Nitrates are easily soluble in water and therefore readily washed away, liable to other sources of loss, while the mineral food only suffers slight losses

Five requirements are necessary for the plant, water, air, temperature, food,root growth.

Water. The soil receives water from the rain and from the subsoil but it also loses water by evaporation and drainage. The actual amount present in the soil at any time depends on gains over losses.

The amount of rain fall is important but its distribution is even more so in determing the amount reaching the soil, heavy rains run off the surface while light rain soak in. The temperature and wind are great factors in determing how much stays there.

Air. The harm that results from a water logged soil is not due to excess of water but the exclusion of air. The plant roots and the food making bacteria need air, and air must be allowed excess to all parts of the soil.

Once the excess of water goes the air comes in, such as liming a clay soil laying drains, and breaking a pan of subsoil, therefore have the effect of improving not only water supply but the air supply.

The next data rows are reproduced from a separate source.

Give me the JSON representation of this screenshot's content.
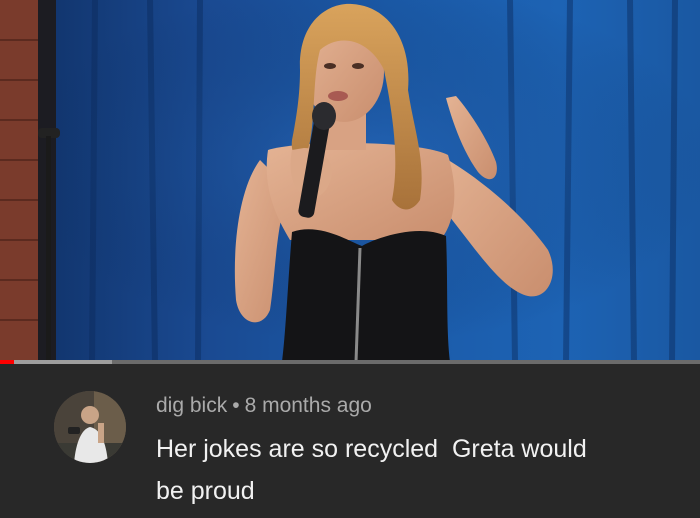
{
  "video": {
    "progress_percent": 2,
    "buffered_percent": 16,
    "progress_color": "#ff0000"
  },
  "comment": {
    "author": "dig bick",
    "separator": "•",
    "timestamp": "8 months ago",
    "text": "Her jokes are so recycled  Greta would\nbe proud"
  }
}
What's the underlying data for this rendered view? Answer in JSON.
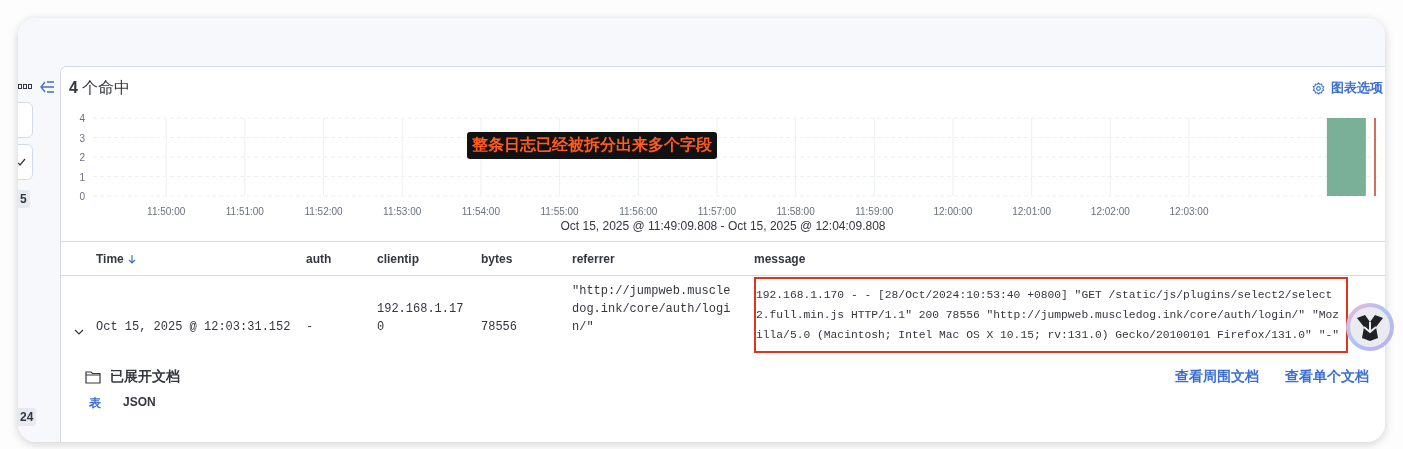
{
  "sidebar": {
    "cards": [
      {
        "checked": false
      },
      {
        "checked": true
      }
    ],
    "badges": [
      "5",
      "24"
    ]
  },
  "hits": {
    "count": "4",
    "label": "个命中"
  },
  "chart_options_link": "图表选项",
  "histogram": {
    "chart_data": {
      "type": "bar",
      "categories": [
        "11:50:00",
        "11:51:00",
        "11:52:00",
        "11:53:00",
        "11:54:00",
        "11:55:00",
        "11:56:00",
        "11:57:00",
        "11:58:00",
        "11:59:00",
        "12:00:00",
        "12:01:00",
        "12:02:00",
        "12:03:00",
        null,
        null
      ],
      "series": [
        {
          "color": "#79b097",
          "values": [
            0,
            0,
            0,
            0,
            0,
            0,
            0,
            0,
            0,
            0,
            0,
            0,
            0,
            0,
            0,
            4
          ]
        }
      ],
      "ylim": [
        0,
        4
      ],
      "yticks": [
        0,
        1,
        2,
        3,
        4
      ],
      "grid": true
    },
    "time_range": "Oct 15, 2025 @ 11:49:09.808 - Oct 15, 2025 @ 12:04:09.808"
  },
  "callout": "整条日志已经被拆分出来多个字段",
  "table": {
    "columns": [
      {
        "label": "Time",
        "sorted": true
      },
      {
        "label": "auth",
        "sorted": false
      },
      {
        "label": "clientip",
        "sorted": false
      },
      {
        "label": "bytes",
        "sorted": false
      },
      {
        "label": "referrer",
        "sorted": false
      },
      {
        "label": "message",
        "sorted": false
      }
    ],
    "rows": [
      {
        "expanded": true,
        "cells": [
          {
            "text": "Oct 15, 2025 @ 12:03:31.152",
            "highlighted": false
          },
          {
            "text": "-",
            "highlighted": false
          },
          {
            "text": "192.168.1.170",
            "highlighted": false
          },
          {
            "text": "78556",
            "highlighted": false
          },
          {
            "text": "\"http://jumpweb.muscledog.ink/core/auth/login/\"",
            "highlighted": false
          },
          {
            "text": "192.168.1.170 - - [28/Oct/2024:10:53:40 +0800] \"GET /static/js/plugins/select2/select2.full.min.js HTTP/1.1\" 200 78556 \"http://jumpweb.muscledog.ink/core/auth/login/\" \"Mozilla/5.0 (Macintosh; Intel Mac OS X 10.15; rv:131.0) Gecko/20100101 Firefox/131.0\" \"-\"",
            "highlighted": true
          }
        ]
      }
    ]
  },
  "expanded_document": {
    "title": "已展开文档",
    "links": [
      "查看周围文档",
      "查看单个文档"
    ],
    "tabs": [
      {
        "label": "表",
        "selected": true
      },
      {
        "label": "JSON",
        "selected": false
      }
    ]
  }
}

Temperature. The top half inch of soil is hotter than the air in direct sunshine and colder by night, a little below the surface the fluctuation is no greater than in the air while six inches below it is much less. Heat only travels slowly through dry soil and does not effect the subsoil.

Food. The supply of plant food in the soil depends on its mineral compostion. It is a simple matter to increase the supply of plant food by adding fertilisers to the soil.

The amount of Nitrogen may be increased by adding Nitrate of Soda, Sulphate of Ammonia, organic substances farmyard manure, waste products etc or by adding leguminous crops ie peas, beans,the roots release Nitrogen into the soil.

A further connection between the food supply and water, food has to be dissolved in the soil before it can enter the plant. Roots have no power of taking in solid matter they can only take solutions.

Root Growth. No plant does well unless it has ample space for the full development of its roots. It suffers from the restriction of its supply of water and food.